Agnes Gund (born 1938) is an American philanthropist and arts patron, collector of modern and contemporary art, and arts education and social justice advocate. She is President Emerita and Life Trustee of the Museum of Modern Art (MoMA) and Chairman of its International Council. She is a board member of MoMA PS1. In 1977, in response to New York City's fiscal crisis that led to budget cuts that virtually eliminated arts education in public schools, Gund founded Studio in a School, a nonprofit organization that engages professional artists as art instructors in public schools and community-based organizations to lead classes in drawing, printmaking, painting, collage, sculpture, and digital media, and to work with classroom teachers, administrators, and families to incorporate visual art into their school communities.

Early life and education 
Gund became interested in art while a 15-year-old student at Miss Porter's School in Farmington, Connecticut. "I had a magical art history teacher who didn't just give you the artist's name and the date of the picture, she showed you how to look at artwork," Gund said. Later, Gund attended Connecticut College for Women, where she received a bachelor's degree in history. She received her master's degree in art history from Harvard's Fogg Museum.

Career 

Gund joined MoMA's International Council in 1967; she then joined the Board of Trustees in 1976 and served as its President from 1991 until 2002. She serves on the boards of the Cleveland Museum of Art, the Foundation for Art and Preservation in Embassies, and the Morgan Library and Museum. She is co-founder and Chair Emerita of the Center for Curatorial Leadership and is an Honorary Trustee of YoungArts, Independent Curators International and the Museum of Contemporary Art, Cleveland.

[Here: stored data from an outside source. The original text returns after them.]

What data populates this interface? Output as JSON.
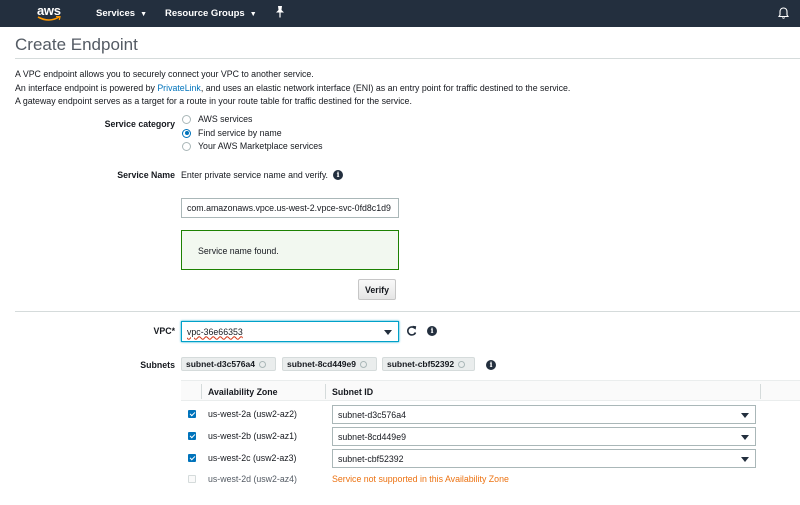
{
  "nav": {
    "logo": "aws",
    "services": "Services",
    "resource_groups": "Resource Groups"
  },
  "page_title": "Create Endpoint",
  "intro": {
    "line1": "A VPC endpoint allows you to securely connect your VPC to another service.",
    "line2_pre": "An interface endpoint is powered by ",
    "line2_link": "PrivateLink",
    "line2_post": ", and uses an elastic network interface (ENI) as an entry point for traffic destined to the service.",
    "line3": "A gateway endpoint serves as a target for a route in your route table for traffic destined for the service."
  },
  "service_category": {
    "label": "Service category",
    "options": [
      "AWS services",
      "Find service by name",
      "Your AWS Marketplace services"
    ],
    "selected": "Find service by name"
  },
  "service_name": {
    "label": "Service Name",
    "hint": "Enter private service name and verify.",
    "value": "com.amazonaws.vpce.us-west-2.vpce-svc-0fd8c1d9",
    "status": "Service name found.",
    "verify_label": "Verify"
  },
  "vpc": {
    "label": "VPC*",
    "value": "vpc-36e66353"
  },
  "subnets": {
    "label": "Subnets",
    "tokens": [
      "subnet-d3c576a4",
      "subnet-8cd449e9",
      "subnet-cbf52392"
    ],
    "columns": [
      "Availability Zone",
      "Subnet ID"
    ],
    "rows": [
      {
        "az": "us-west-2a (usw2-az2)",
        "subnet": "subnet-d3c576a4",
        "checked": true
      },
      {
        "az": "us-west-2b (usw2-az1)",
        "subnet": "subnet-8cd449e9",
        "checked": true
      },
      {
        "az": "us-west-2c (usw2-az3)",
        "subnet": "subnet-cbf52392",
        "checked": true
      },
      {
        "az": "us-west-2d (usw2-az4)",
        "subnet": "Service not supported in this Availability Zone",
        "checked": false
      }
    ]
  },
  "colors": {
    "nav_bg": "#232f3e",
    "link": "#0073bb",
    "success_border": "#1d8102",
    "warning": "#ec7211"
  }
}
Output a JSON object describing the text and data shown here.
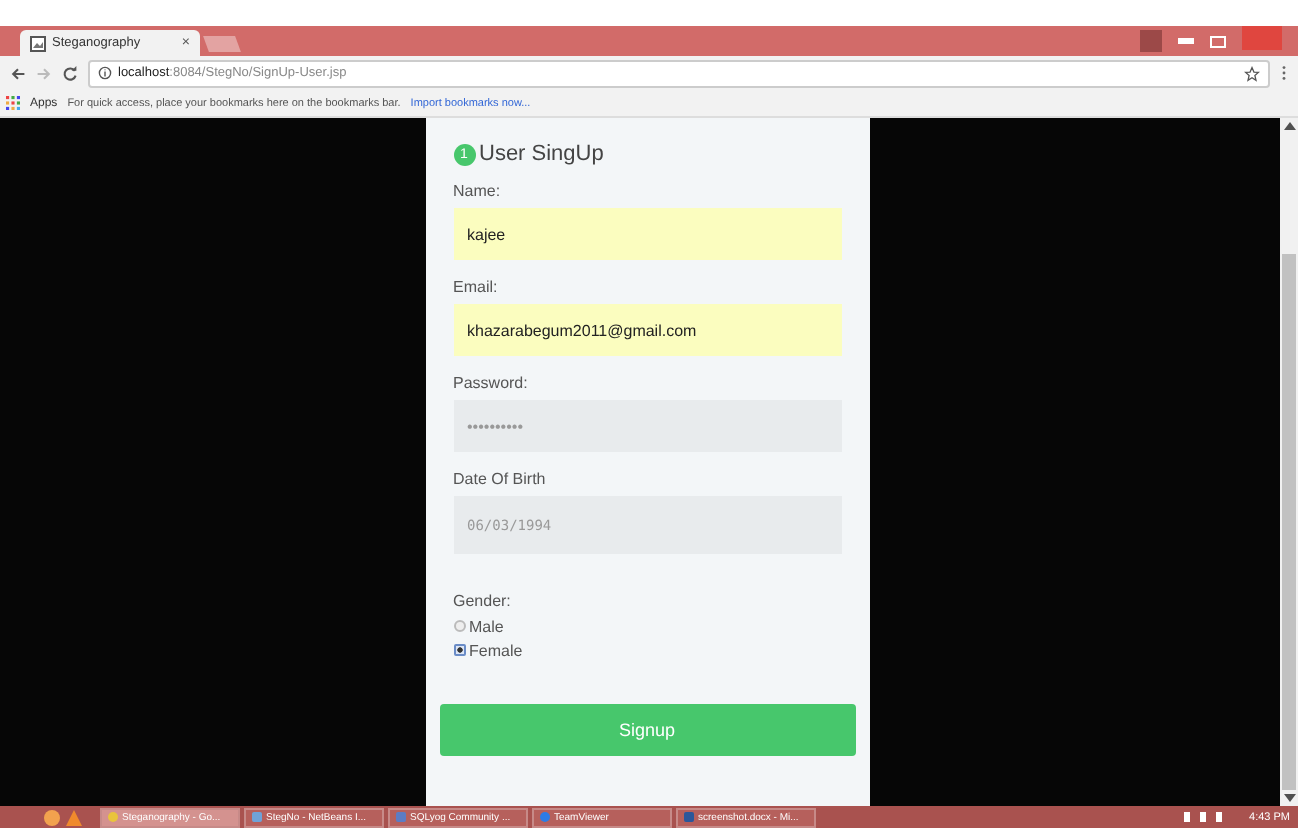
{
  "browser": {
    "tab_title": "Steganography",
    "tab_close": "×",
    "url_host": "localhost",
    "url_path": ":8084/StegNo/SignUp-User.jsp",
    "bookmarks_apps": "Apps",
    "bookmarks_hint": "For quick access, place your bookmarks here on the bookmarks bar.",
    "bookmarks_link": "Import bookmarks now..."
  },
  "form": {
    "step": "1",
    "title": "User SingUp",
    "fields": [
      {
        "kind": "text",
        "label": "Name:",
        "value": "kajee"
      },
      {
        "kind": "text",
        "label": "Email:",
        "value": "khazarabegum2011@gmail.com"
      },
      {
        "kind": "password",
        "label": "Password:",
        "value": "••••••••••"
      },
      {
        "kind": "date",
        "label": "Date Of Birth",
        "value": "06/03/1994"
      }
    ],
    "gender": {
      "label": "Gender:",
      "options": [
        {
          "label": "Male",
          "selected": false
        },
        {
          "label": "Female",
          "selected": true
        }
      ]
    },
    "submit": "Signup"
  },
  "taskbar": {
    "items": [
      {
        "label": "Steganography - Go...",
        "selected": true
      },
      {
        "label": "StegNo - NetBeans I...",
        "selected": false
      },
      {
        "label": "SQLyog Community ...",
        "selected": false
      },
      {
        "label": "TeamViewer",
        "selected": false
      },
      {
        "label": "screenshot.docx - Mi...",
        "selected": false
      }
    ],
    "clock": "4:43 PM"
  }
}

A civic leader and staunch supporter of education, women's issues and environmental concerns, among other causes, Gund is the former Chair of the Mayor's Cultural Affairs Advisory Commission of New York City, a former member of the New York State Council on the Arts, and has served on the boards of such wide-ranging organizations as the Aaron Diamond AIDS Research Center, the Andy Warhol Foundation, the Barnes Foundation, Chess in the Schools, the Frick Collection, the Foundation for Contemporary Art, the Fund for Public Schools, the J. Paul Getty Trust, and the Robert Rauschenberg Foundation.

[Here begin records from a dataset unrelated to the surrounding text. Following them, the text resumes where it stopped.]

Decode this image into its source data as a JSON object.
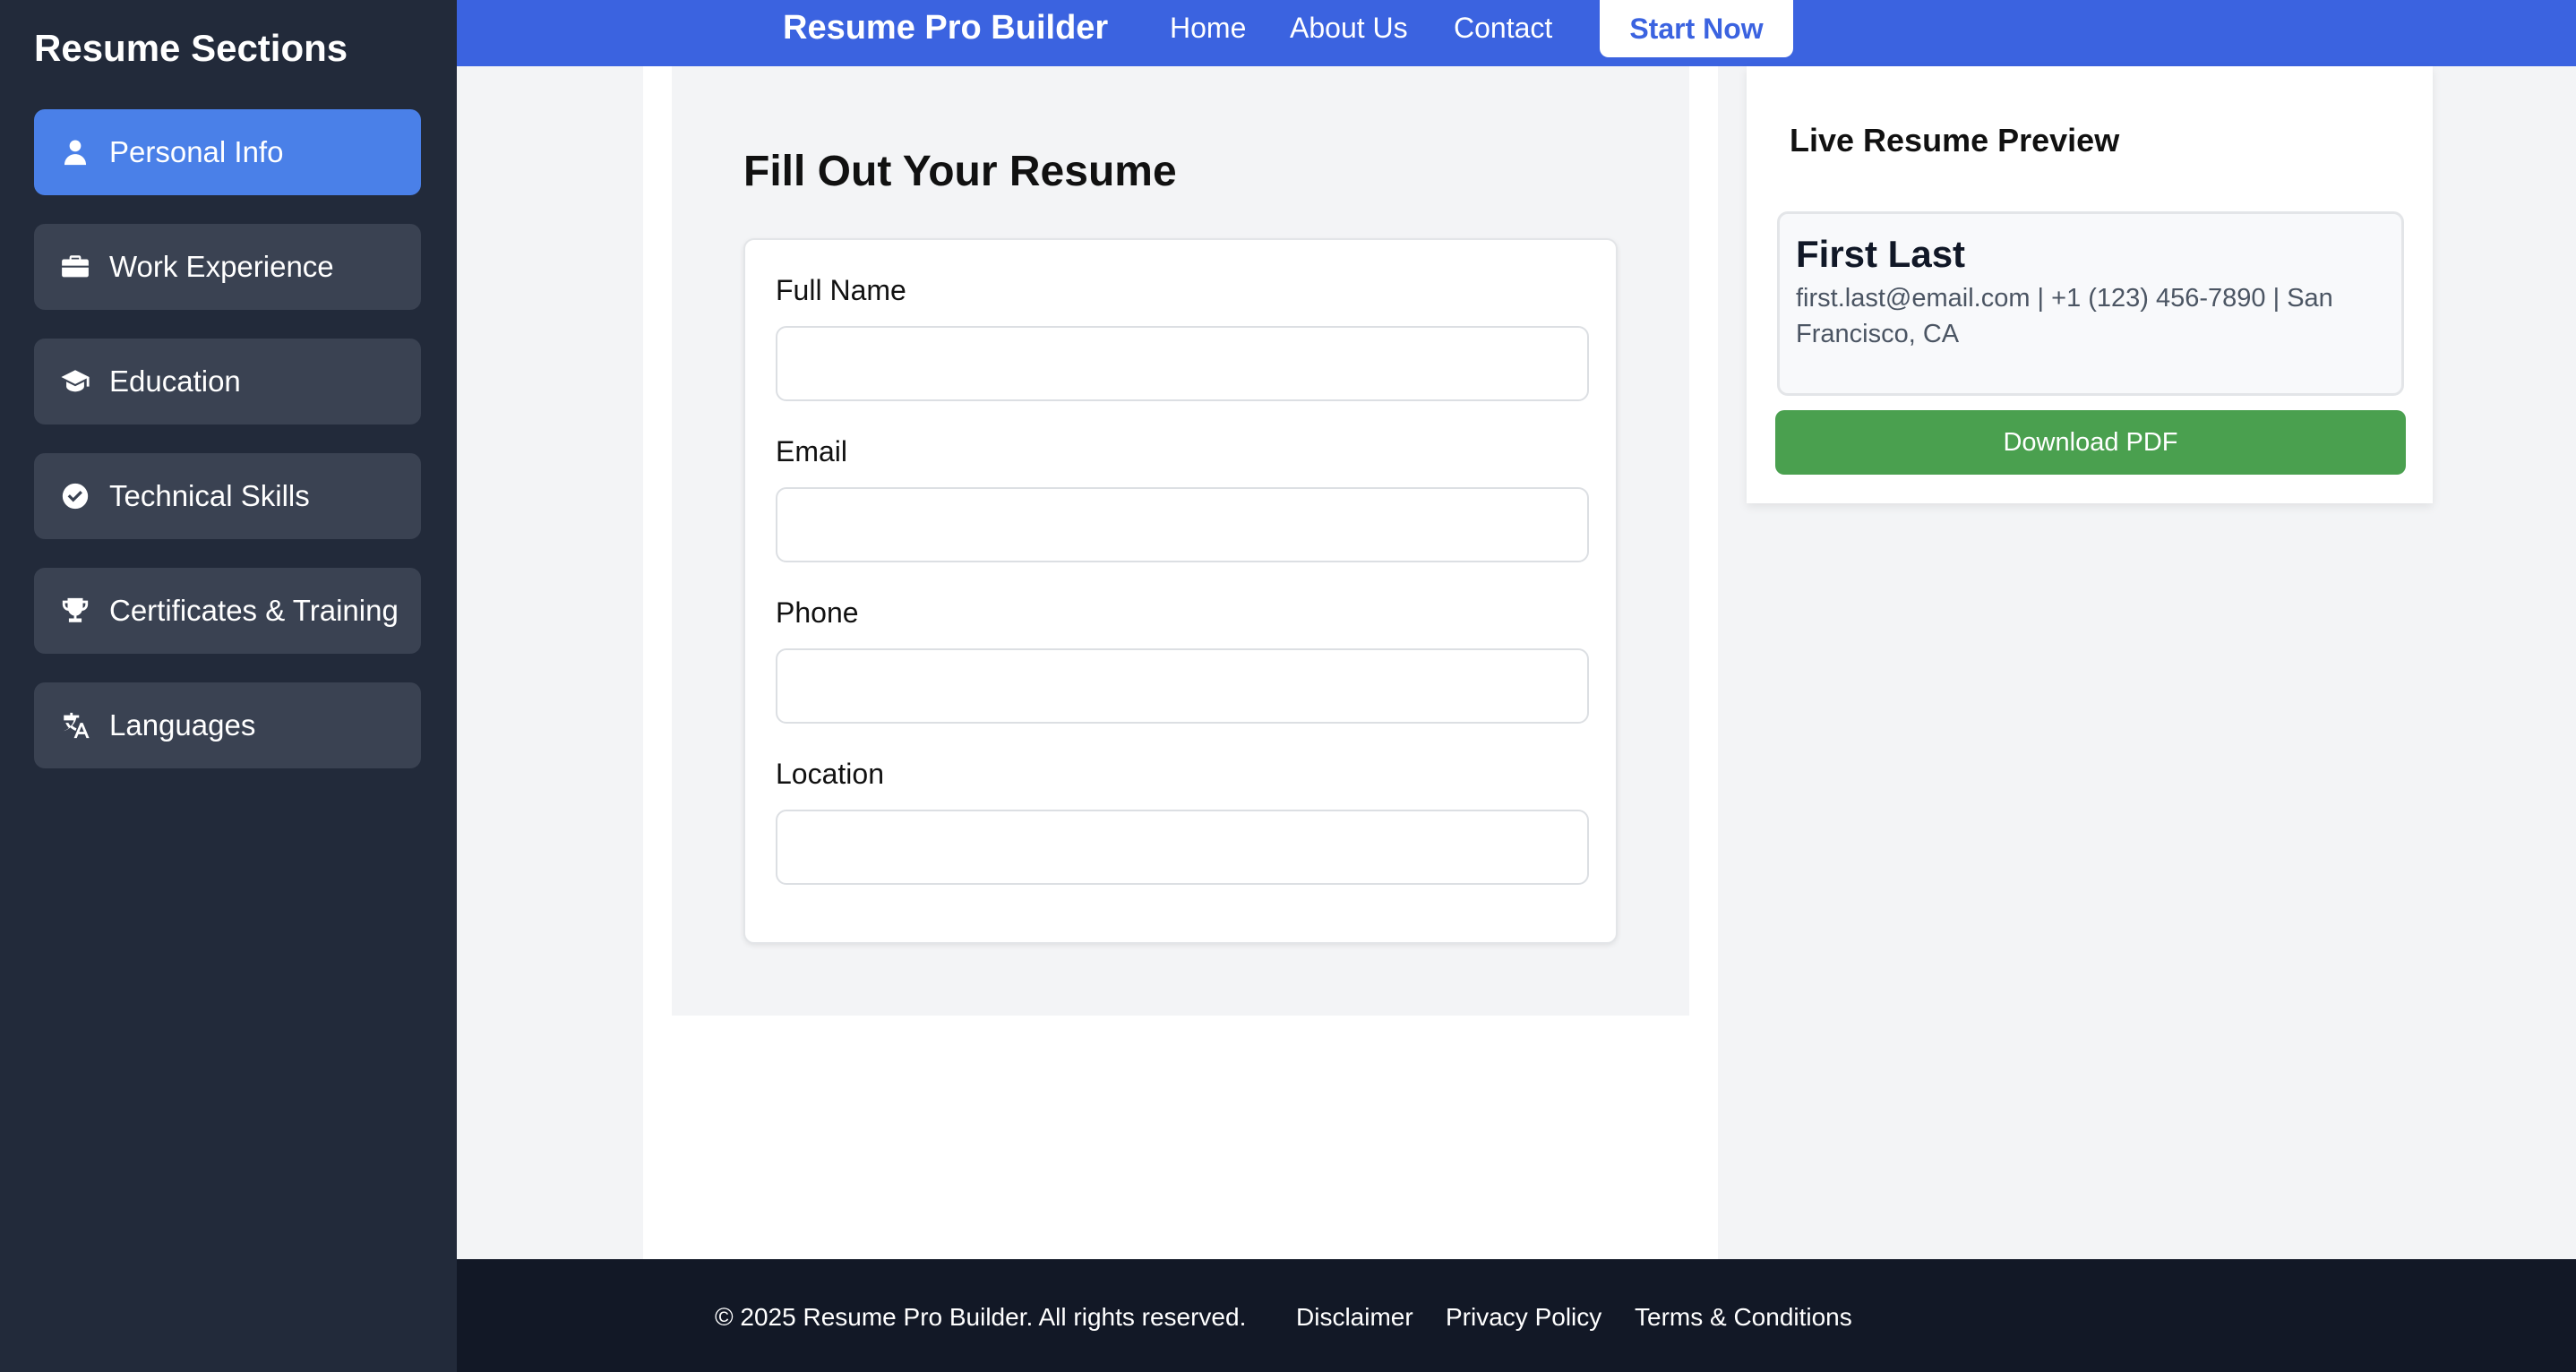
{
  "sidebar": {
    "title": "Resume Sections",
    "items": [
      {
        "label": "Personal Info",
        "icon": "user-icon",
        "active": true
      },
      {
        "label": "Work Experience",
        "icon": "briefcase-icon"
      },
      {
        "label": "Education",
        "icon": "graduation-cap-icon"
      },
      {
        "label": "Technical Skills",
        "icon": "check-circle-icon"
      },
      {
        "label": "Certificates & Training",
        "icon": "trophy-icon"
      },
      {
        "label": "Languages",
        "icon": "translate-icon"
      }
    ]
  },
  "header": {
    "brand": "Resume Pro Builder",
    "nav": [
      "Home",
      "About Us",
      "Contact"
    ],
    "cta": "Start Now"
  },
  "form": {
    "title": "Fill Out Your Resume",
    "fields": [
      {
        "label": "Full Name",
        "value": ""
      },
      {
        "label": "Email",
        "value": ""
      },
      {
        "label": "Phone",
        "value": ""
      },
      {
        "label": "Location",
        "value": ""
      }
    ]
  },
  "preview": {
    "title": "Live Resume Preview",
    "name": "First Last",
    "contact_line1": "first.last@email.com | +1 (123) 456-7890 | San",
    "contact_line2": "Francisco, CA",
    "download_label": "Download PDF"
  },
  "footer": {
    "copyright": "© 2025 Resume Pro Builder. All rights reserved.",
    "links": [
      "Disclaimer",
      "Privacy Policy",
      "Terms & Conditions"
    ]
  },
  "colors": {
    "sidebar_bg": "#222a3a",
    "sidebar_item": "#3a4252",
    "sidebar_active": "#4a80e8",
    "header_bg": "#3b63e0",
    "download_btn": "#4aa04f",
    "footer_bg": "#121826"
  }
}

In 1997, Gund received the National Medal of Arts from President Bill Clinton, the highest award given to artists and arts patrons by the U.S. government. In 1998, Gund received the Golden Plate Award of the American Academy of Achievement. In 2011, Gund was nominated by President Barack Obama as a member of the Board of Trustees of the National Council on the Arts. In 2016, she was elected Honorary Fellow of the Royal Academy of Arts. In 2018, she was awarded the J. Paul Getty Medal.

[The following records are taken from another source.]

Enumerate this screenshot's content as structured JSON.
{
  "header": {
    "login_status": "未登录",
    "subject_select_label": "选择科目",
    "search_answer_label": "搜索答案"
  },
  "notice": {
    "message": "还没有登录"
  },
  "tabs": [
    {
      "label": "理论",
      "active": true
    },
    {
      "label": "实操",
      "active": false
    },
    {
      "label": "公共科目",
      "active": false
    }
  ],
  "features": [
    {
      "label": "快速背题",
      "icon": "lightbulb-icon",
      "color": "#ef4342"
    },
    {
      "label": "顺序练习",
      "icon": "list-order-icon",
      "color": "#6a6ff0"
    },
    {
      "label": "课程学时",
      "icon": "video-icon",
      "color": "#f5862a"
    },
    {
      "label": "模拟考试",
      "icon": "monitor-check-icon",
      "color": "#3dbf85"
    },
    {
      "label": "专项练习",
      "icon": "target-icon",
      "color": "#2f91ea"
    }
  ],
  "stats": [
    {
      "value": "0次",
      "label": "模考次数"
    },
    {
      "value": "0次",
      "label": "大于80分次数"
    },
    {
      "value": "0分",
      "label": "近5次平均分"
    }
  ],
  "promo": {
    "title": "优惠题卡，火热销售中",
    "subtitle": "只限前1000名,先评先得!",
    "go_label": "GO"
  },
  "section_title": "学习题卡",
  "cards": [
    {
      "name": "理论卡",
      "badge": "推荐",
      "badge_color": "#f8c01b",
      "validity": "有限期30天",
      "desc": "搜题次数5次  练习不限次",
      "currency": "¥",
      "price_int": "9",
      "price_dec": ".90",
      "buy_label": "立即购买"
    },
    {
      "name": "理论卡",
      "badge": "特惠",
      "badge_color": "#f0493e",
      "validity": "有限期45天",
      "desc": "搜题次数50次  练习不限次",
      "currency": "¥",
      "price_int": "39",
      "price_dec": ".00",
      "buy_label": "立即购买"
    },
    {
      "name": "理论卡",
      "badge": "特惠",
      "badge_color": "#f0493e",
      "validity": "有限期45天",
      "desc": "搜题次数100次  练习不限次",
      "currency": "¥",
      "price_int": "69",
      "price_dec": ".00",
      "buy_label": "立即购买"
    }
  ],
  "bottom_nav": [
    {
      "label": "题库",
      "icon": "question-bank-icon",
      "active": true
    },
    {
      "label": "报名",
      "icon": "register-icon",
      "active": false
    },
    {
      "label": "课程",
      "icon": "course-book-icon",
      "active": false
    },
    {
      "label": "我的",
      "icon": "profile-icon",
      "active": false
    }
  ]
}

On February 14, 2020, Gund was presented with the first-ever “Justice Ruth Bader Ginsburg Woman of Leadership Award” in honor of Justice Ginsburg’s exemplary career and life. In October 2022, Gund received the W.E.B. Du Bois Medal, the highest honor given by Harvard University in the field of African and African American studies.

Art for Justice Fund 

In January 2017, Gund sold Roy Lichtenstein's Masterpiece in order to provide $100 million in seed funding for the Art for Justice Fund, which supports criminal justice reform and seeks to reduce mass incarceration in the United States. Gund described Michelle Alexander's 2010 book The New Jim Crow: Mass Incarceration in the Age of Colorblindness and Ava DuVernay's 2016 documentary 13th about African-Americans in the prison system as motivators for starting the fund, as well as concern for her grandchildren, six of whom are Black.

Studio in a School 

Agnes Gund is Founder and Chair Emerita of Studio in a School. Now in its fifth decade, Studio in a School has provided visual art instruction led by professional artists to over one million students through its New York City School Programs. Since its founding in 1977, Studio has partnered with over 800 schools and community-based organizations throughout the five boroughs of New York City. Every year, more than 100 professional artists devote some 45,000 hours to over 32,000 pre-k through high school students, often in schools that would otherwise lack visual arts instruction. About 90 percent of all children who participate in Studio programs come from low-income families. Studio's New York City School Programs include the multi-year, full-time Long Term Program, an Early Childhood Program, and more flexible Residency Programs.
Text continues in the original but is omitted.